Now a little about database development. Make sure every table has a clustered index so it can be defragmented automatically. For each table create a real data unique record constraint and a single column surrogate/identity/auto-number primary key (PK). The single column PK works great for an audit logging strategy since it provides record access through a single value. The single column PK also simplifies your schema diagrams and SQL statements. A real data unique record constraint is often confused with a primary key. While a primary key can serve as both I prefer to keep them separate unless I'm in MS Access and there isn't a choice. The main purpose of a unique constraint is to define what would constitute a duplicate record and to configure the table so that they are not allowed. If you haven't defined what is in your table then aggregating the data in it will not be of much use as the data would just represent something as of yet undefined. Counting values in a table without a real data unique record constraint is as meaningless as summing unrelated percentages or aggregating distinct values. In short put a real data unique record constraint on every table even most of your temp tables. Use a trigger to implement it if you can't do it any other way.  Although there may be times when it is necessary to include an identity/auto-number column in the the unique record constraint it should be avoided.

Try not to store the same data in more than one table unless it is audit log or temporal information. If you do store the same data in more than one location (denormalized data) define something about it to differentiate it from the other data such as the date and time when it was saved. If your data is supposed to stay synchronized with the other data use referential integrity and create database triggers to enforce the business rule(s). Use referential integrity on all  tables except possibly for some temp tables and use triggers to enforce business logic where necessary.

Lock your data down and have the ability to store audit logs for all transactions. Audit logging should be done at the lowest level possible with table triggers. Please do not use application code in yet another sad attempt at audit logging. Make sure your audit log tables are not in your application database. Audit log data needs to be stored somewhere where it won't bloat the database.

SSRS reporting is a pretty nice tool for it's price especially if you designed your reports using the same SQL objects you are populating your user interface with.
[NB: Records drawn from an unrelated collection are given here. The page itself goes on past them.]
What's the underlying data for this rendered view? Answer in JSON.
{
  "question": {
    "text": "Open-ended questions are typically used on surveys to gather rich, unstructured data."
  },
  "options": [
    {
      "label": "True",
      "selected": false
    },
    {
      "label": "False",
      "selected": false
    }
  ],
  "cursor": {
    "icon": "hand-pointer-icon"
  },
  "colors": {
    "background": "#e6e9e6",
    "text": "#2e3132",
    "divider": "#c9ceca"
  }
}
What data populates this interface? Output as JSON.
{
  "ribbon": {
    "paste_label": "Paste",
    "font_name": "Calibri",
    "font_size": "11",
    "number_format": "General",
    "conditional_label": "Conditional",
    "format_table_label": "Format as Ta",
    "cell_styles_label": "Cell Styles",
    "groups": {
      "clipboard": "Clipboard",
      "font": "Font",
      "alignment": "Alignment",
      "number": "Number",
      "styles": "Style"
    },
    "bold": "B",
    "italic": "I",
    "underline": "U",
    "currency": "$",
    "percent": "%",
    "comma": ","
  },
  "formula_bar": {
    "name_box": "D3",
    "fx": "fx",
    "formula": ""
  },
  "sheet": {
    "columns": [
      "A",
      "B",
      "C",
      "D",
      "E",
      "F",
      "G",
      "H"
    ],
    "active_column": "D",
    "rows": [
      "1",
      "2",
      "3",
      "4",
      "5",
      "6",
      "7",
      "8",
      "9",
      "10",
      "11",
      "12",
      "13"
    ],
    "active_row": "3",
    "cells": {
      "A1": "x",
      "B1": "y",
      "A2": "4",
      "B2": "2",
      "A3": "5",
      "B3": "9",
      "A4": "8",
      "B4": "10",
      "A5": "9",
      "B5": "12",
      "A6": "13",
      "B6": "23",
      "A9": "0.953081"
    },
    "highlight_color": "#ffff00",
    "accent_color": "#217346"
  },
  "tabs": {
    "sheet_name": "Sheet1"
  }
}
Use CLR routines for report formatting features so one person can manage 100s of report formatting changes.

SSIS packages can be adjusted for band width usage so they can be immensely helpful as long as they are used to call your business objects or fill another need without taking on business logic that belongs in the business objects or CLR functions. 

In closing I would suggest you make sure your SQL developers can identify common SQL errors. I will try to review each of these at a later date but for now I will have to just mention a few such as

Row duplication caused by a join to a non-unique index.

Joins on denormalized data vs. joins on unique code lists.

Semi-random updates: This is where there is one record to be updated but the SQL statement specifying the value to be used in the update returns multiple values. Obviously only one value can be used to update one column of one row.

Omission of data due to inner joins.

Omission of data due to active inactive flags instead of origination_date/acquired date - maturity date/disposed date etc.

Omission of data by putting where clause criteria on left outer joined table elements in the where clause instead of the join clause.

Omission of data by joining outer or inner joined tables to each other instead of a root data set containing all possible keys for both tables.

Summing unrelated percentages.

Aggregating distinct values.

Excluding data in calculations due to bad join and where clause criteria.

That's enough for now! Thank you for your time. Hopefully my suggestions can help you with your development efforts.